The twilights of ancient cities, with lost traditions inscribed in the black stones of their massive buildings; tremulous dawns over inundated fields, swampy and damp like the air before the sun comes out; the narrow lanes where anything could happen; the heavy chests in age-old sitting rooms; the well behind the farmhouse on a moonlit night; the letter dating from when our grandmother whom we never met was first in love; the mildew in the rooms where the past is stored; the rifle no one knows how to use any more; the fever of hot afternoons next to the window; not a soul on the road; fitful slumber; the blight in the vineyards; church bells; the cloistral grief of living… Hour of blessings: your soft, frail hands… The caress never comes, the stone in your ring bleeds in the growing darkness… Religious celebrations with no belief in our soul: the material beauty of the ugly, roughhewn saints, romantic passions lived in the mind, the smell of the sea as night falls on the docks of the city made damp by the chilling air…

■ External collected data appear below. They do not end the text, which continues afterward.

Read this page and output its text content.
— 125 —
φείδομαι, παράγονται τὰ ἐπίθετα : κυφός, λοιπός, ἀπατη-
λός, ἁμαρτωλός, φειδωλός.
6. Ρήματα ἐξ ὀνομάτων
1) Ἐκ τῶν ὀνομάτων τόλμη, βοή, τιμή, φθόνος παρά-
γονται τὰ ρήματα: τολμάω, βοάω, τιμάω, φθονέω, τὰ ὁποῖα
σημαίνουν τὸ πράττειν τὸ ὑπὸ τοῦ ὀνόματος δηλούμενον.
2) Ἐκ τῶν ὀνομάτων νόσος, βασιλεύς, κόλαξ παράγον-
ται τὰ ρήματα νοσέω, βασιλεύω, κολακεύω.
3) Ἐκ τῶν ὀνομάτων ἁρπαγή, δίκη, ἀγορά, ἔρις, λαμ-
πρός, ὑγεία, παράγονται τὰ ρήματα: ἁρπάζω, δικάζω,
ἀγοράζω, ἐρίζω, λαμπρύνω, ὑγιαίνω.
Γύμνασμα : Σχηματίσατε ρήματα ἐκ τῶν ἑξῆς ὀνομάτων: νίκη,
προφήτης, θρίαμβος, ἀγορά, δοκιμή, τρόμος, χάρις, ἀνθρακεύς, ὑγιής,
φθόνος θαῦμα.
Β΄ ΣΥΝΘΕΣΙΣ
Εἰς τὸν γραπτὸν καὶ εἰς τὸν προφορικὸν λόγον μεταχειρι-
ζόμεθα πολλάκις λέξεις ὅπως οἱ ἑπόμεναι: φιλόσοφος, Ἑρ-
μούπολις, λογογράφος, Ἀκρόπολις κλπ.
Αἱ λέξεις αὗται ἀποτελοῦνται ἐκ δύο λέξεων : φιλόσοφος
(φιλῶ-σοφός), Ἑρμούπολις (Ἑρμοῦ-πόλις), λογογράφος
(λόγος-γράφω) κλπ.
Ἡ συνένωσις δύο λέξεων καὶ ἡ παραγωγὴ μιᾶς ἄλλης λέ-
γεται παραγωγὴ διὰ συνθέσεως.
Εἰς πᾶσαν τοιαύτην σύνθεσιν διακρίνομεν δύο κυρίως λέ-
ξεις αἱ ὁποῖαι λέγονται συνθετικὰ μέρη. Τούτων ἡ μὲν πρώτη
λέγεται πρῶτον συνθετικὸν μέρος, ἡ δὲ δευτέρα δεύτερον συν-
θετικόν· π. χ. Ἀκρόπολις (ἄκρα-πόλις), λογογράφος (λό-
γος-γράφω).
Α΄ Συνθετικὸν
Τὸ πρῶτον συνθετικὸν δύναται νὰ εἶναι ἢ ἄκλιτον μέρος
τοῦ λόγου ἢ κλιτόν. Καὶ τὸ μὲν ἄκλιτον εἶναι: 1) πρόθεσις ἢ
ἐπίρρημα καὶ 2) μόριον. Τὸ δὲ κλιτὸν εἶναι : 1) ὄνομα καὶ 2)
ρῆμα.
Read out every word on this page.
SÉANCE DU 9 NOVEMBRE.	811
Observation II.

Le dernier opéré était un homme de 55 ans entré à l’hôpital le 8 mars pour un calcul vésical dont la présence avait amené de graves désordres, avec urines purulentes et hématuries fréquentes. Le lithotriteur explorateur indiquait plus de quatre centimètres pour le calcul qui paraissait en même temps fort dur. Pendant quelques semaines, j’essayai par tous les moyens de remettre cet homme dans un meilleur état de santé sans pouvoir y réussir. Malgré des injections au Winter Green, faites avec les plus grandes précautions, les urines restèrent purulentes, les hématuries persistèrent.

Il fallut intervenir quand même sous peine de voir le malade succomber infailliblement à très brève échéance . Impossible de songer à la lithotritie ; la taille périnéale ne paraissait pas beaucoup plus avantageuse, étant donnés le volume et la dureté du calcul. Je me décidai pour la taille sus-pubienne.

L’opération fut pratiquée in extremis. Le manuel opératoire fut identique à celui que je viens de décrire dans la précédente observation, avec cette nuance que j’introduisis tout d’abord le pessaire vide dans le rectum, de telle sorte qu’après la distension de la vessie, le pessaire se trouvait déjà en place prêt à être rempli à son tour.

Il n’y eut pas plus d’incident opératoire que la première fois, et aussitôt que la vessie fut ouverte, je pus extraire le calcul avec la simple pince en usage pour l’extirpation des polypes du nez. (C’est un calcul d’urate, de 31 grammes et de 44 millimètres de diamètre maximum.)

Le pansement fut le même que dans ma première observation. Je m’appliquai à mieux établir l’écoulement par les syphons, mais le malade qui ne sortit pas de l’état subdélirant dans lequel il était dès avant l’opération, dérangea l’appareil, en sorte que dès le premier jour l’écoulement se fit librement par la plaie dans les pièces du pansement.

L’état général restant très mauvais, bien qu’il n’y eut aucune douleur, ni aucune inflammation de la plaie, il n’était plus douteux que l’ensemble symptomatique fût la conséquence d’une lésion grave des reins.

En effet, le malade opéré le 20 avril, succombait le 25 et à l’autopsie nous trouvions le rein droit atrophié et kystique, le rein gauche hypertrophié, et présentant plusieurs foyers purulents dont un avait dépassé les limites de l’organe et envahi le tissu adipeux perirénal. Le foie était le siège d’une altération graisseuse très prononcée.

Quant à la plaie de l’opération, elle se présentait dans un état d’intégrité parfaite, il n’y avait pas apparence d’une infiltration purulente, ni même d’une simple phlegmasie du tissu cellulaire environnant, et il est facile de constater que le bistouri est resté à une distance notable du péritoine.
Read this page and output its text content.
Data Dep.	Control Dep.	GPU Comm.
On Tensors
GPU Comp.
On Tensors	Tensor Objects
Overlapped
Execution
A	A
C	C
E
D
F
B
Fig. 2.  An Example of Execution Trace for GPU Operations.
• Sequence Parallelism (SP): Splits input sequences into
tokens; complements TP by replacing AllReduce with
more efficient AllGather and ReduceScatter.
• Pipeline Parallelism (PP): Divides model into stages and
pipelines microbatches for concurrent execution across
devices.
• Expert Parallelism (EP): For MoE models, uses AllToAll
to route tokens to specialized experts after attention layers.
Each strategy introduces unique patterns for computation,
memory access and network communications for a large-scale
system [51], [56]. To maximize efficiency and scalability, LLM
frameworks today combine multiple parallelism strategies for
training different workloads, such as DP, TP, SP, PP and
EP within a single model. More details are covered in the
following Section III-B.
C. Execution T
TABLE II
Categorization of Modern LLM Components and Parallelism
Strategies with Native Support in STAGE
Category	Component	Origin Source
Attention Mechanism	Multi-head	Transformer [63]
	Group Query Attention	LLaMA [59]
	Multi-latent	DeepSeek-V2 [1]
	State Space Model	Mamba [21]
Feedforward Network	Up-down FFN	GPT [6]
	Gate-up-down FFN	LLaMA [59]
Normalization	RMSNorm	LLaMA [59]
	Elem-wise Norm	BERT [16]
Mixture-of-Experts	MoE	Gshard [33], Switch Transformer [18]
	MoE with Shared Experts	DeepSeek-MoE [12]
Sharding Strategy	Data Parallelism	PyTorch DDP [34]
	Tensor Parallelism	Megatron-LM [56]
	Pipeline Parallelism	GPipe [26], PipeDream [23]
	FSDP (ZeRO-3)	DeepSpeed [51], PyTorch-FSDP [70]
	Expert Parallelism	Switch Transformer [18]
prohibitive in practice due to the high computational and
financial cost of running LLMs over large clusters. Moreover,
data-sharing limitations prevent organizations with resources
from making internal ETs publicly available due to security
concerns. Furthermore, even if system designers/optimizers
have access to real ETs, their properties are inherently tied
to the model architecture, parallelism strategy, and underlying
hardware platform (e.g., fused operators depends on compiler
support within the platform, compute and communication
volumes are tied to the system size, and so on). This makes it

Your slender hands hover, like wings, over someone whom life sequesters. Long corridors and cracks around the windows, open even when closed, the floor as cold as tombstones, the nostalgia for love like a trip yet to be made to incomplete lands… Names of ancient queens… Stained-glass windows depicting stalwart counts… The vaguely scattered morning light, like a cold incense filling the air of the church and concentrated in the darkness of the impenetrable ground… Dry hands pressed one against the other.
The scruples of the monk when he discovers the teachings of occult masters in the strange ciphers of an ancient book, and the steps of Initiation in the book’s decorative prints.
A beach in the sun – fever in me… The sea that shimmers in the anxiety that chokes me… The sails in the distance and how they sail in my fever… The steps leading down to the beach in my fever… Warmth in the cool breeze from across the sea,
mare vorax, minax
,
mare tenebrosum
– the dark, far-away night of the argonauts,* and my forehead burning with their primitive ships…
Everything belongs to others except my grief for not having any of it.
Give me the needle… Today the house is missing the sound of her soft footsteps, and I miss not knowing where she might be and what she might be making with pleats, with colours, with pins… Today her sewing, locked for ever in the drawers of the chest, is superfluous, and there is no warmth of dreamed arms clasping round my mother’s neck.
Anteros
*
I have a decorative and superficial concept of profound love and its usefulness. I prefer visual passions, keeping my heart intact for the sake of more unreal destinies.
I don’t remember having ever loved more than the ‘painting’ in someone, the pure exterior, in which the soul’s only role is to animate and enliven it, making it different from a painting done on canvas.
This is how I love: I fix my attention on a beautiful or attractive or otherwise lovable figure, whether of a woman or a man (where there’s no desire, there’s no sexual preference), and that figure captivates, obsesses, possesses me. But I want only to see it, and nothing would horrify me more than the prospect of meeting and speaking to the real person whom the figure visibly manifests.